The speech came in the wake of yet new evidence of the power of fanaticism to overpower good judgment, and of the use of religious enthusiasms for secular purposes.
Beyond the recent riot at the Cairo embassy, and a deadly terrorist attack on the Benghazi consulate, there is a long history of riots and even deaths inspired by religious fanatics, whether upset by mocking of Islam’s prophet, or burning of Qurans, or other events over which the U.S. government has no control.
So Obama’s speech was first of all an explicit repudiation of violence in the name of God.
“There are no words that excuse the killing of innocents,” Obama declared.
“There is no slander that provides an excuse for people to burn a restaurant in Lebanon, or destroy a school in Tunis, or cause death and destruction in Pakistan,” he added.
After 9/11, when Muslims and Jews perished alike with Christians and Hindus and others in terrorist attacks, Americans might well have been forgiven for thinking that the diversity of Americans lost in that tragedy would emphasize to the world the irrational nature of religious violence against a pluralist country.
Yet if there has been one lesson since then, it is that the world does not get one of the fundamentals of our communal process in this country: freedom of religion.
As we go forward, the world continues to divide violently over questions that in America are mostly argued about, and rarely incite people to violence. For Obama, clearly, the UN speech looked out at a world where American values are not shared but are widely unappreciated.

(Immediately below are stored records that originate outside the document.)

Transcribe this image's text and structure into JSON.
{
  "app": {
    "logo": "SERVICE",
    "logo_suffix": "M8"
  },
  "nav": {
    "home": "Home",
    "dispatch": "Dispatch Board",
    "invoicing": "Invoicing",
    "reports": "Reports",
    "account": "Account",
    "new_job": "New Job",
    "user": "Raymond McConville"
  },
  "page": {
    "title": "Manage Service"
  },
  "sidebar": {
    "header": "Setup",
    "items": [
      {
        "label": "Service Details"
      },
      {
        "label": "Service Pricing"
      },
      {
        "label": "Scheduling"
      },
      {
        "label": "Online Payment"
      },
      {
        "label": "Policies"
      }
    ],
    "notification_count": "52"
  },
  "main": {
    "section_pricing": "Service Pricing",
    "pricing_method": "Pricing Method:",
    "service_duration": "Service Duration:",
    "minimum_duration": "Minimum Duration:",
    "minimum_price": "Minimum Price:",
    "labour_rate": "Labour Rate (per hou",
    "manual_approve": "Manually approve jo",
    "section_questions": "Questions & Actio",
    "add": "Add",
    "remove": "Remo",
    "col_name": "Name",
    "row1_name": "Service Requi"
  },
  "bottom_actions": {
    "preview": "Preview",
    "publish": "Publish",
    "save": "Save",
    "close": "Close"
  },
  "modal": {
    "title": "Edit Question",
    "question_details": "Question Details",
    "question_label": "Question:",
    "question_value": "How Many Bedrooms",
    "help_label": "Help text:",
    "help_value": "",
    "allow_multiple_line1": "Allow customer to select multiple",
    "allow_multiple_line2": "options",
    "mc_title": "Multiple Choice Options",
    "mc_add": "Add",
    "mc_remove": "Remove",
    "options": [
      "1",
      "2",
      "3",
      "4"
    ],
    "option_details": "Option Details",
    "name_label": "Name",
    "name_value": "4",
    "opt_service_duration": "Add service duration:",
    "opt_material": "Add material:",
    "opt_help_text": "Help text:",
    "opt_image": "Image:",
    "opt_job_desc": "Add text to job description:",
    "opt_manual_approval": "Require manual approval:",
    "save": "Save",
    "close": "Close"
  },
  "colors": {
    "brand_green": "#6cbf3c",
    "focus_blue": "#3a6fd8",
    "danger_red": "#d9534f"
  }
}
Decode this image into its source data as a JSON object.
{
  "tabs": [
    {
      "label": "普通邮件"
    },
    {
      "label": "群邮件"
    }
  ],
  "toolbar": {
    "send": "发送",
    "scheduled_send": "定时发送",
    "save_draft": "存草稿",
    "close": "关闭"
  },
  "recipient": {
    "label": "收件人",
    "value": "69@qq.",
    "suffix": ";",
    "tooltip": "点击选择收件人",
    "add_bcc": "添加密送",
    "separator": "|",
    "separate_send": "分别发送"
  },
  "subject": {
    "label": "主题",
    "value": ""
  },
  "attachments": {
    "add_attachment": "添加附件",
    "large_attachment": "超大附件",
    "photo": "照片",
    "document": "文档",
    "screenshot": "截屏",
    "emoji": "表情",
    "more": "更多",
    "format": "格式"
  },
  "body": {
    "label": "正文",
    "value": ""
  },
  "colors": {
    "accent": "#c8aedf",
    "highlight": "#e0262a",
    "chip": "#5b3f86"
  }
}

Among his key points was freedom of speech, in a world where blasphemy is very often a crime, and religious minorities a target.

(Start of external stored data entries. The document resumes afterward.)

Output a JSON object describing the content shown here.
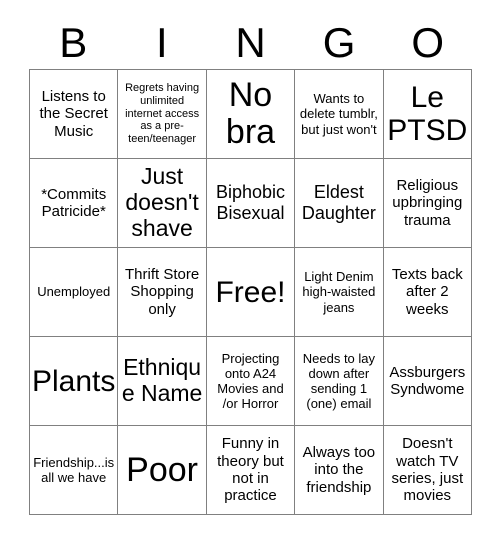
{
  "header": {
    "letters": [
      "B",
      "I",
      "N",
      "G",
      "O"
    ]
  },
  "grid": {
    "columns": 5,
    "rows": 5,
    "border_color": "#808080",
    "background_color": "#ffffff",
    "text_color": "#000000",
    "cells": [
      {
        "text": "Listens to the Secret Music",
        "size": "md"
      },
      {
        "text": "Regrets having unlimited internet access as a pre-teen/teenager",
        "size": "xs"
      },
      {
        "text": "No bra",
        "size": "3xl"
      },
      {
        "text": "Wants to delete tumblr, but just won't",
        "size": "sm"
      },
      {
        "text": "Le PTSD",
        "size": "2xl"
      },
      {
        "text": "*Commits Patricide*",
        "size": "md"
      },
      {
        "text": "Just doesn't shave",
        "size": "xl"
      },
      {
        "text": "Biphobic Bisexual",
        "size": "lg"
      },
      {
        "text": "Eldest Daughter",
        "size": "lg"
      },
      {
        "text": "Religious upbringing trauma",
        "size": "md"
      },
      {
        "text": "Unemployed",
        "size": "sm"
      },
      {
        "text": "Thrift Store Shopping only",
        "size": "md"
      },
      {
        "text": "Free!",
        "size": "2xl"
      },
      {
        "text": "Light Denim high-waisted jeans",
        "size": "sm"
      },
      {
        "text": "Texts back after 2 weeks",
        "size": "md"
      },
      {
        "text": "Plants",
        "size": "2xl"
      },
      {
        "text": "Ethnique Name",
        "size": "xl"
      },
      {
        "text": "Projecting onto A24 Movies and /or Horror",
        "size": "sm"
      },
      {
        "text": "Needs to lay down after sending 1 (one) email",
        "size": "sm"
      },
      {
        "text": "Assburgers Syndwome",
        "size": "md"
      },
      {
        "text": "Friendship...is all we have",
        "size": "sm"
      },
      {
        "text": "Poor",
        "size": "3xl"
      },
      {
        "text": "Funny in theory but not in practice",
        "size": "md"
      },
      {
        "text": "Always too into the friendship",
        "size": "md"
      },
      {
        "text": "Doesn't watch TV series, just movies",
        "size": "md"
      }
    ]
  }
}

“Given the power of faith in our lives, and the passions that religious differences can inflame, the strongest weapon against hateful speech is not repression, it is more speech,” Obama said.
And who can control free speech in an Internet world? “When anyone with a cellphone can spread offensive views around the world with the click of a button, the notion that we can control the flow of information is obsolete,” Obama said.

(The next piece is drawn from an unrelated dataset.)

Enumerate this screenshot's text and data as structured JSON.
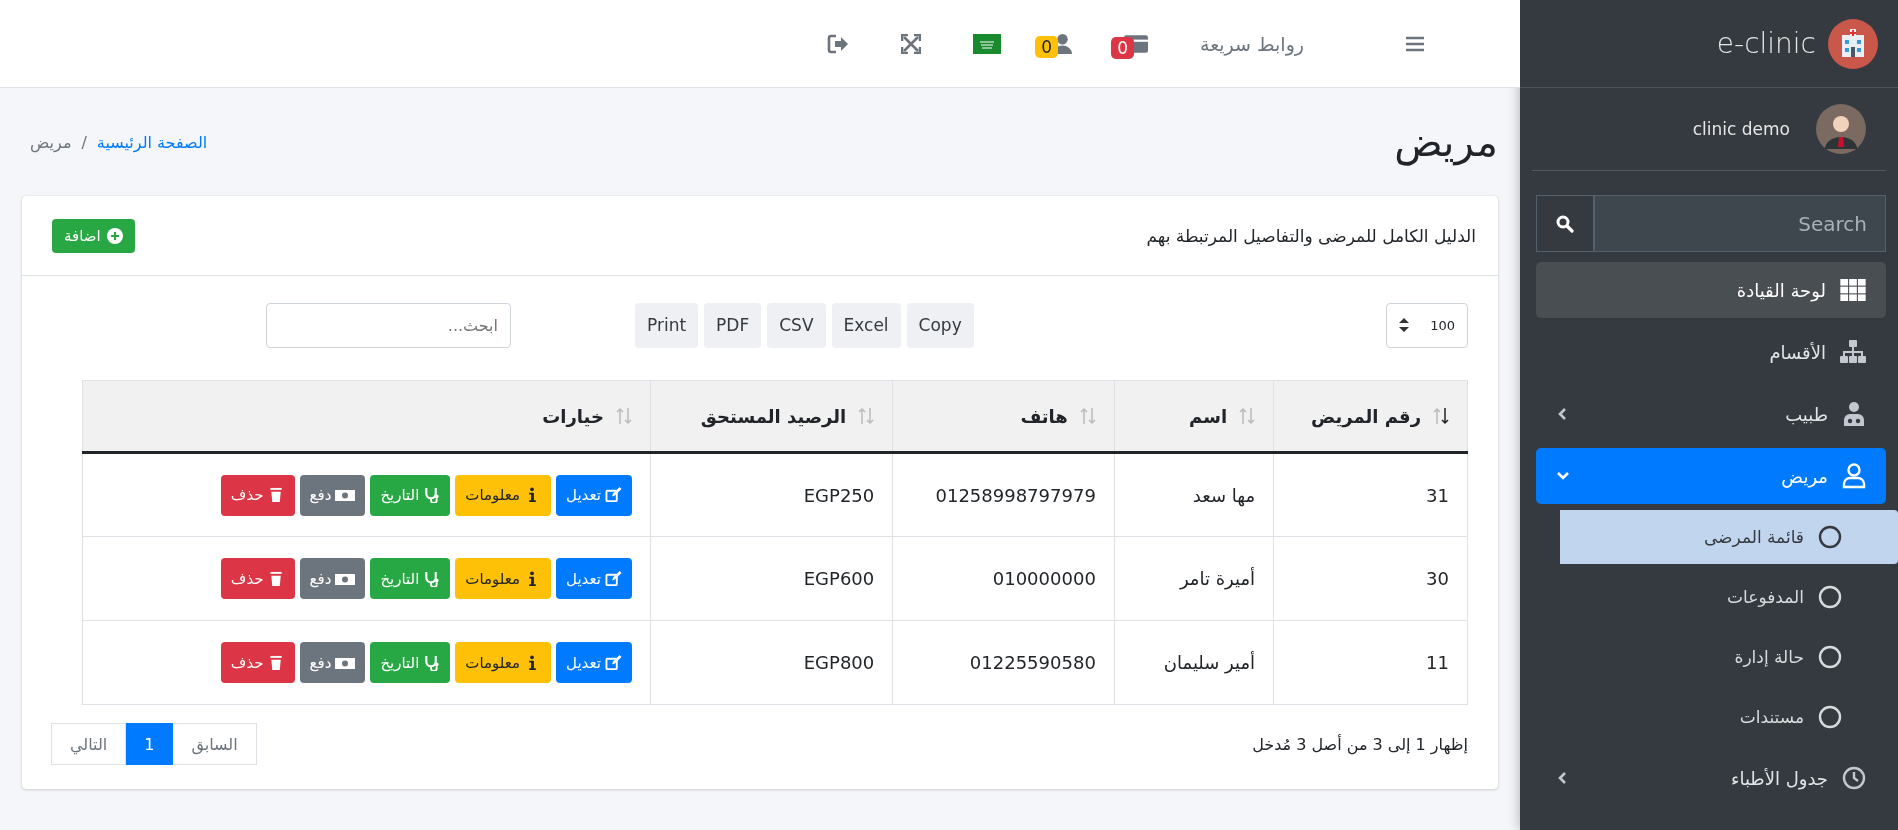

So far so good, but the president also challenged the nations to live the Golden Rule in religious expression: “The future must not belong to those who slander the prophet of Islam. Yet to be credible, those who condemn that slander must also condemn the hate we see when the image of Jesus Christ is desecrated, churches are destroyed, or the Holocaust is denied.”
Extremism will betray the hopes of those in the “Arab spring” of popular movements, the president warned. “It is time to marginalize those who — even when not resorting to violence — use hatred of America, or the West, or Israel as a central principle of politics,” Obama said. “For that only gives cover, and sometimes makes excuses, for those who resort to violence.”
Obama’s speech was not only a wise general policy, but made a specific point better understood abroad than in the United States: The Cairo embassy riot was inspired by both religion and politics. Many Egyptians were offended by a crude anti-Islam video produced in the United States. But the rioters were organized and fueled by a particular Islamic sect that had finished out of the money in the recent Egyptian elections.
In this season of religious holidays for all faiths, and America’s broad secular feast of Thanksgiving, the Obama speech deserves to be heard, as it represents a broader way forward, in which Americans — whether through our diplomats, or their own relationships with friends around the world — should promote an alternative to religious extremists.